Bien que le mystère ne soit pas encore éclairci, de nombreuses hypothèses ont été avancées pour expliquer les causes de ce phénomène appelé colony collapse disorder (C.C.D.) aux États-Unis. «On pense entre autres qu’une nouvelle classe de pesticides, les néonicotinoïdes, homologués depuis quelques années au Canada et utilisés notamment dans la culture des petits fruits, auraient des effets neurotoxiques», explique Madeleine Chagnon. Ces effets pourraient affecter la mémoire, l’olfaction, le contrôle de la température ou même le système de communication extrêmement sophistiqué de ces insectes sociaux. «Les abeilles ne seront plus capables d’effectuer les danses visant à indiquer aux autres membres de la colonie où se trouvent les sources de pollen ou alors ce sont ces dernières qui ne seront plus en mesure de les décoder.» C’est d’ailleurs l’observation d’abeilles semblant désorientées ou incapables de voler normalement qui a amené les Français à donner à ce syndrome le nom de «maladie de l’abeille folle».

Doses sous-létales

Différents pathogènes seraient également impliqués dans l’apparition du syndrome de l’effondrement des colonies. «Pour bien des gens, cette explication exclut le rôle des pesticides, note la chercheuse, mais il est tout à fait possible que des doses sous-létales de pesticides puissent affecter les abeilles non seulement sur le plan neurologique, mais également sur le plan immunitaire, et favoriser le développement des maladies.»

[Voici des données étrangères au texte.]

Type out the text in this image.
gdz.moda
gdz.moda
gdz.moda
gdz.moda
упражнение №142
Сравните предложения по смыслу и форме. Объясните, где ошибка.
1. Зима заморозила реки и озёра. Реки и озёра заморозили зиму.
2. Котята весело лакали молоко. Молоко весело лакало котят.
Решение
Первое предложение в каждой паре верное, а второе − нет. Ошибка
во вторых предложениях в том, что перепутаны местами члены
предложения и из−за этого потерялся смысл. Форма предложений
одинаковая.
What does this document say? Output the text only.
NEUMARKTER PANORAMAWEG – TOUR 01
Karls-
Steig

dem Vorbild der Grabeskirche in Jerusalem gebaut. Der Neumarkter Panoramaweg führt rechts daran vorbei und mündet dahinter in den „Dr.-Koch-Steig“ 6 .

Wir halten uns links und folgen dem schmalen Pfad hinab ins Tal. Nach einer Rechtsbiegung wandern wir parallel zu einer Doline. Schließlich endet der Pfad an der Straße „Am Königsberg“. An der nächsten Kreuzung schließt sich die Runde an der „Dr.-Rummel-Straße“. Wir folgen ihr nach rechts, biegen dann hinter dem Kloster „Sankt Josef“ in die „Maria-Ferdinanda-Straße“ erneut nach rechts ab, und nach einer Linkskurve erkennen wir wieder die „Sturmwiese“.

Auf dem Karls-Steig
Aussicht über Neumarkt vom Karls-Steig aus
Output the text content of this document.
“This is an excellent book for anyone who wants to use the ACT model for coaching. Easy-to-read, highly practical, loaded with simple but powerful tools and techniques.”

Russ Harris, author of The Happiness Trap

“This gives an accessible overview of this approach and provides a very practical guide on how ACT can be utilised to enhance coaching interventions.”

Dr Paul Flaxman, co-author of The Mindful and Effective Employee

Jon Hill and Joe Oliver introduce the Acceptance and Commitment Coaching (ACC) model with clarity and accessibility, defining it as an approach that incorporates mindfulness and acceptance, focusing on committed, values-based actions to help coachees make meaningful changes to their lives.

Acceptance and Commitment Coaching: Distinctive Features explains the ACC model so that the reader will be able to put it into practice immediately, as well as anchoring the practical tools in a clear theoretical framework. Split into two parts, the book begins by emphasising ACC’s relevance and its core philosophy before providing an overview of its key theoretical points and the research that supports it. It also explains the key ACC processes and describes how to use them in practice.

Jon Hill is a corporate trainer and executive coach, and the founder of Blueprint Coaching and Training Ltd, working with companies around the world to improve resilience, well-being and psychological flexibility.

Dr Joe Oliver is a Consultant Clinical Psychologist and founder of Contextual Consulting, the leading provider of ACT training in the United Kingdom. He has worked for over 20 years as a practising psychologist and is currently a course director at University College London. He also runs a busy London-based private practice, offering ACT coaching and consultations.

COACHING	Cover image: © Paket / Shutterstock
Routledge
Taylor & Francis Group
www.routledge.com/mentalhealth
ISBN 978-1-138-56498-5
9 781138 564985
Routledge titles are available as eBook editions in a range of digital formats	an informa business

Quand on procède à des tests d’homologation d’un pesticide avec des abeilles en cage, on cherche à déterminer à partir de quelle dose on observe un effet létal sur l’insecte, explique Madeleine Chagnon. Il est par contre impossible, dans ce type d’environnement, d’étudier l’effet des doses sous-létales. «Or, on pense qu’une exposition chronique à une dose sous-létale de pesticides peut avoir un effet de potentialisation sur le développement de différentes maladies.»

D’autres facteurs contribuent sans doute à la mauvaise santé des abeilles. Ainsi, la perte de biodiversité et l’augmentation des monocultures pourraient avoir des effets sur la qualité de leur régime alimentaire. Dans le cadre de l’un des projets de recherche auxquels elle contribue, la biologiste va d’ailleurs tester l’effet de suppléments de pollen apportés aux abeilles. Elle travaille également avec sa collègue Monique Boily, professeure associée au Département des sciences biologiques, à l’identification de biomarqueurs permettant de démontrer l’effet des pesticides.

«Le problème, avec plusieurs pesticides, c’est qu’ils se dégradent très rapidement, explique la chercheuse. Il devient donc très difficile pour le biologiste d’en identifier la présence. D’où l’intérêt du biomarqueur.»

Les travaux auxquels Madeleine Chagnon collabore sont financés par le MAPAQ ainsi que par Agriculture et Agroalimentaire Canada. «Dans certaines régions d’Asie, on a commencé à utiliser des ouvriers agricoles pour polliniser les cultures au pinceau, affirme-t-elle. Il ne faudrait pas oublier que la pollinisation est un fier service que nous rendent gratuitement les insectes pollinisateurs, et en particulier les abeilles. Si on ne fait pas attention à leur environnement, il faudra un jour en payer les conséquences.»